O segredo é o arrefecimento evaporativo. Numa câmara de vácuo, a água evapora rapidamente, mesmo à temperatura ambiente; cada molécula que se liberta leva consigo uma pequena quantidade de calor, arrefecendo o líquido restante abaixo de zero graus Celsius enquanto este permanece líquido. O jato ultrafino tem 16 micrómetros de espessura e congela instantaneamente quando cai sobre uma camada de gelo existente.
No novo resultado, a velocidade da impressora é o parâmetro de controlo. Alterá-la permite à equipa imprimir pilares com ângulos de apenas 14 graus em relação à superfície, bem como perfis com quase qualquer forma pretendida, incluindo um rosto humano. Ao contrário da impressão 3D convencional, estas formas inclinadas não precisam de uma estrutura por baixo para as sustentar.
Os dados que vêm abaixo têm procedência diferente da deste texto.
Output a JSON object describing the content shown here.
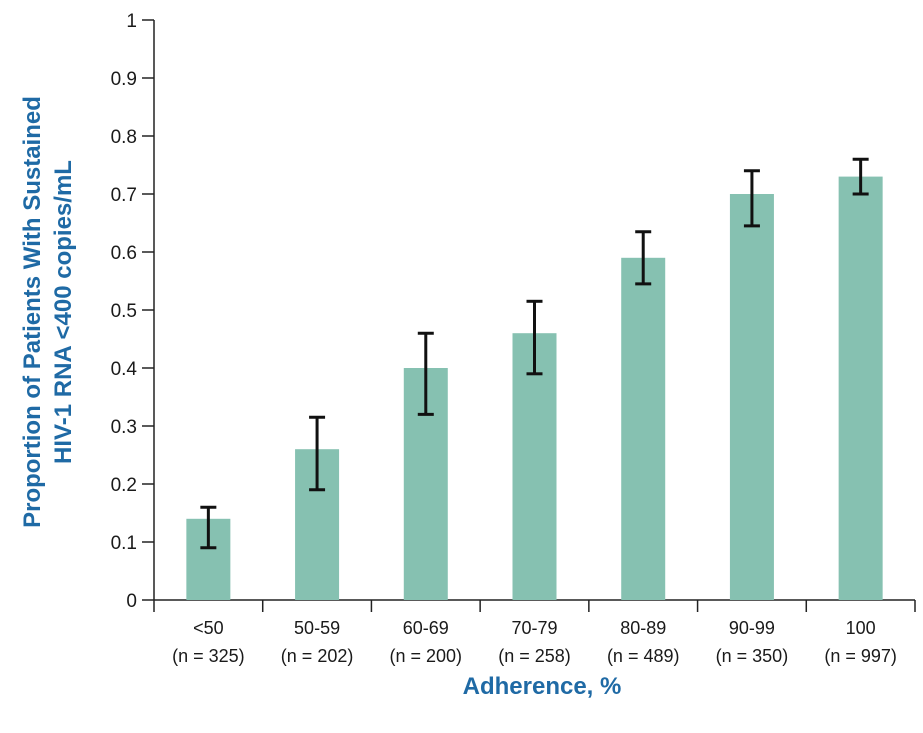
{
  "chart_data": {
    "type": "bar",
    "title": "",
    "xlabel": "Adherence, %",
    "ylabel_line1": "Proportion of Patients With Sustained",
    "ylabel_line2": "HIV-1 RNA <400 copies/mL",
    "ylim": [
      0,
      1
    ],
    "yticks": [
      "0",
      "0.1",
      "0.2",
      "0.3",
      "0.4",
      "0.5",
      "0.6",
      "0.7",
      "0.8",
      "0.9",
      "1"
    ],
    "categories": [
      "<50",
      "50-59",
      "60-69",
      "70-79",
      "80-89",
      "90-99",
      "100"
    ],
    "sample_sizes": [
      "(n = 325)",
      "(n = 202)",
      "(n = 200)",
      "(n = 258)",
      "(n = 489)",
      "(n = 350)",
      "(n = 997)"
    ],
    "values": [
      0.14,
      0.26,
      0.4,
      0.46,
      0.59,
      0.7,
      0.73
    ],
    "error_low": [
      0.09,
      0.19,
      0.32,
      0.39,
      0.545,
      0.645,
      0.7
    ],
    "error_high": [
      0.16,
      0.315,
      0.46,
      0.515,
      0.635,
      0.74,
      0.76
    ],
    "grid": false,
    "legend": "none",
    "colors": {
      "bar": "#86c1b1",
      "error_bar": "#111111",
      "axis": "#222222",
      "axis_title": "#1f6aa5"
    }
  }
}
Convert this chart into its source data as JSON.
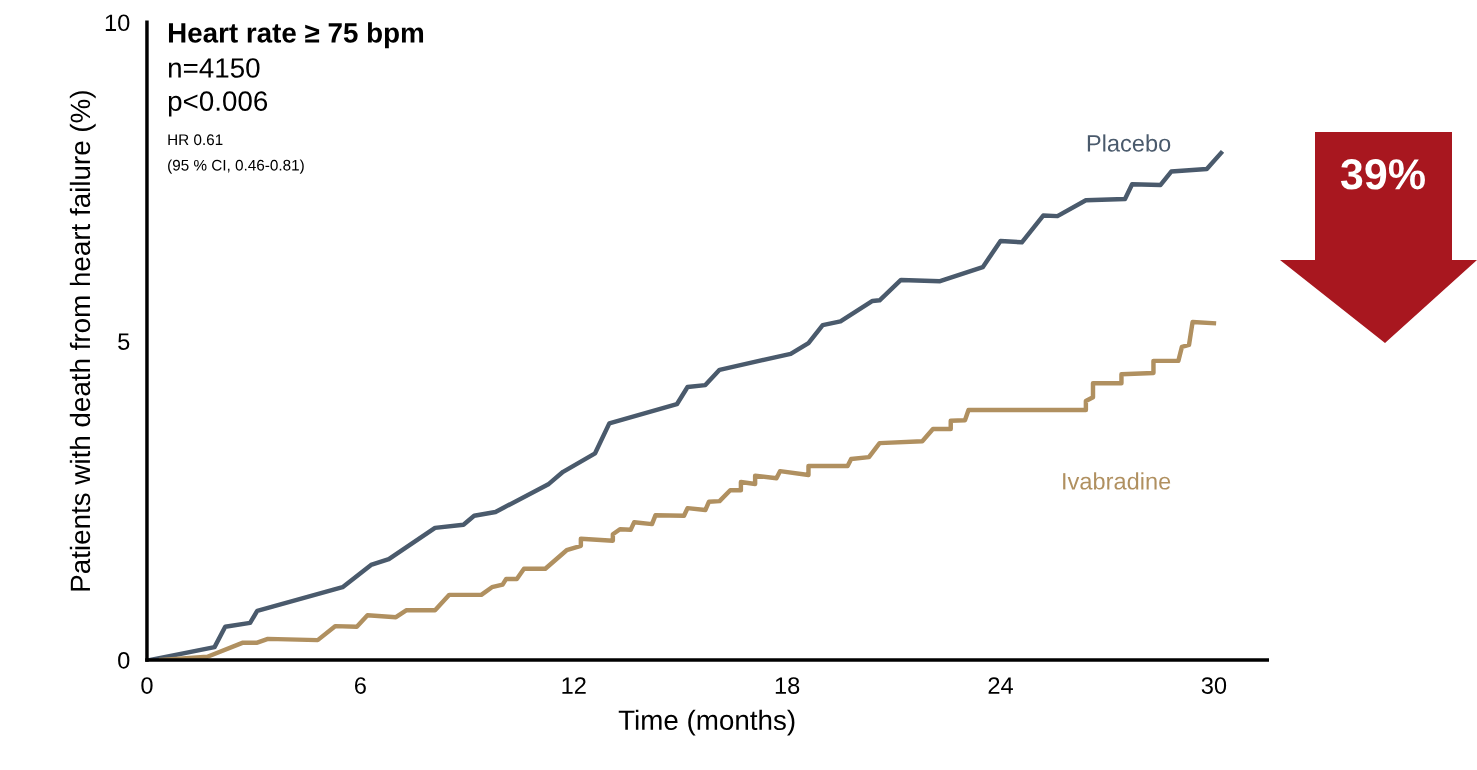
{
  "chart_data": {
    "type": "line",
    "title": "Heart rate ≥ 75 bpm",
    "xlabel": "Time (months)",
    "ylabel": "Patients with death from heart failure (%)",
    "annotations": [
      "n=4150",
      "p<0.006",
      "HR 0.61",
      "(95 % CI, 0.46-0.81)",
      "39%"
    ],
    "xlim": [
      0,
      31.5
    ],
    "ylim": [
      0,
      10
    ],
    "xticks": [
      0,
      6,
      12,
      18,
      24,
      30
    ],
    "yticks": [
      0,
      5,
      10
    ],
    "grid": false,
    "legend": false,
    "marker": "none",
    "line_style": "solid",
    "series": [
      {
        "name": "Placebo",
        "color": "#4a5a6c",
        "x": [
          0.1,
          1.9,
          2.2,
          2.9,
          3.1,
          5.5,
          6.3,
          6.8,
          8.1,
          8.9,
          9.2,
          9.8,
          11.3,
          11.7,
          12.6,
          13.0,
          14.9,
          15.2,
          15.7,
          16.1,
          18.1,
          18.6,
          19.0,
          19.5,
          20.4,
          20.6,
          21.2,
          22.3,
          23.5,
          24.0,
          24.6,
          25.2,
          25.6,
          26.4,
          27.5,
          27.7,
          28.5,
          28.8,
          29.8,
          30.2
        ],
        "values": [
          0.0,
          0.2,
          0.52,
          0.58,
          0.77,
          1.14,
          1.49,
          1.58,
          2.07,
          2.12,
          2.26,
          2.32,
          2.76,
          2.95,
          3.24,
          3.71,
          4.01,
          4.28,
          4.31,
          4.55,
          4.8,
          4.97,
          5.25,
          5.31,
          5.63,
          5.64,
          5.96,
          5.94,
          6.16,
          6.57,
          6.55,
          6.97,
          6.96,
          7.21,
          7.23,
          7.46,
          7.45,
          7.66,
          7.7,
          7.95
        ]
      },
      {
        "name": "Ivabradine",
        "color": "#b09060",
        "x": [
          0.4,
          1.7,
          2.7,
          3.1,
          3.4,
          4.8,
          5.3,
          5.9,
          6.2,
          7.0,
          7.3,
          8.1,
          8.5,
          9.4,
          9.7,
          10.0,
          10.1,
          10.4,
          10.6,
          11.2,
          11.8,
          12.2,
          12.2,
          13.1,
          13.1,
          13.3,
          13.6,
          13.7,
          14.2,
          14.3,
          15.1,
          15.2,
          15.7,
          15.8,
          16.1,
          16.4,
          16.7,
          16.7,
          17.1,
          17.1,
          17.7,
          17.8,
          18.6,
          18.6,
          19.7,
          19.8,
          20.3,
          20.6,
          21.8,
          22.1,
          22.6,
          22.6,
          23.0,
          23.1,
          26.4,
          26.4,
          26.6,
          26.6,
          27.4,
          27.4,
          28.3,
          28.3,
          29.0,
          29.1,
          29.3,
          29.4,
          30.0
        ],
        "values": [
          0.0,
          0.05,
          0.27,
          0.27,
          0.33,
          0.31,
          0.53,
          0.52,
          0.7,
          0.67,
          0.78,
          0.78,
          1.02,
          1.02,
          1.14,
          1.18,
          1.27,
          1.27,
          1.43,
          1.43,
          1.72,
          1.79,
          1.9,
          1.87,
          1.97,
          2.05,
          2.04,
          2.16,
          2.13,
          2.27,
          2.26,
          2.38,
          2.35,
          2.48,
          2.49,
          2.66,
          2.66,
          2.79,
          2.76,
          2.89,
          2.85,
          2.96,
          2.9,
          3.04,
          3.04,
          3.15,
          3.18,
          3.4,
          3.43,
          3.62,
          3.62,
          3.75,
          3.76,
          3.92,
          3.92,
          4.06,
          4.12,
          4.34,
          4.34,
          4.48,
          4.5,
          4.69,
          4.69,
          4.91,
          4.94,
          5.3,
          5.28
        ]
      }
    ]
  }
}
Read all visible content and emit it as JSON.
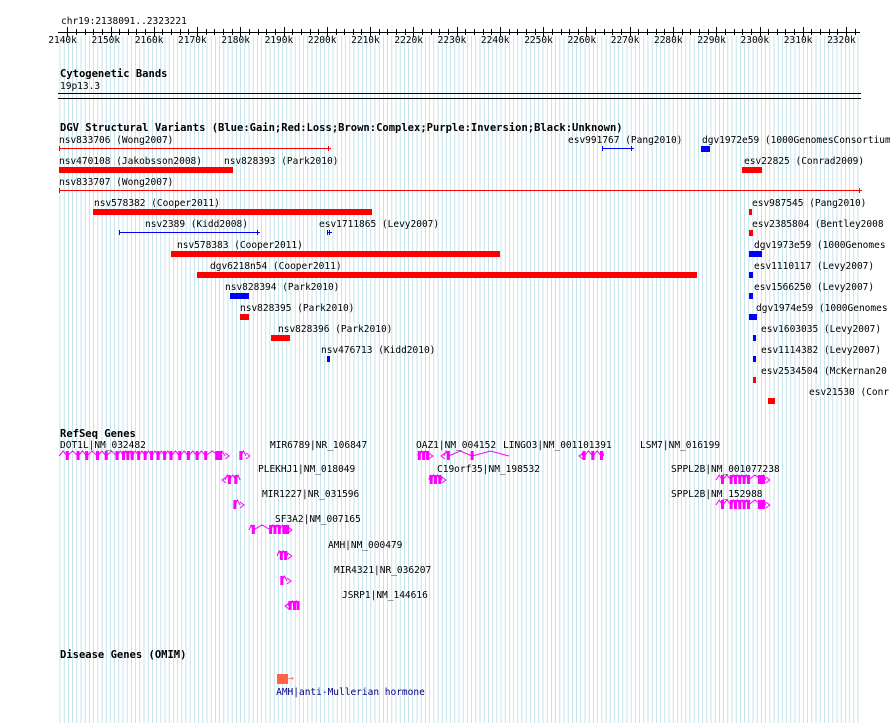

O gelo impresso transforma-se novamente em água limpa quando a bomba de vácuo é desligada. O artigo aponta possíveis utilizações na biologia, onde estruturas de gelo puro poderiam funcionar como suportes para tecidos, e na microfluídica, onde a fusão do gelo poderia deixar canais complexos. Mais adiante, os investigadores dizem que a mesma abordagem poderia ser considerada em Marte, cujas condições frias e atmosfera fina são adequadas ao processo e onde a água local poderia fornecer o material.
Então, concretamente, para quê? Investigadores de biologia e microfluídica poderiam usar o método para moldar gelo puro em formas que seriam posteriormente removidas por fusão, enquanto a ideia de Marte oferece uma possível forma de construir com água local. O trabalho apresentado continua a ser uma demonstração laboratorial: o artigo mostra estruturas de gelo impressas e propõe estas aplicações, em vez de relatar uma estrutura de suporte, um dispositivo ou um projeto de construção fora da Terra já implementado.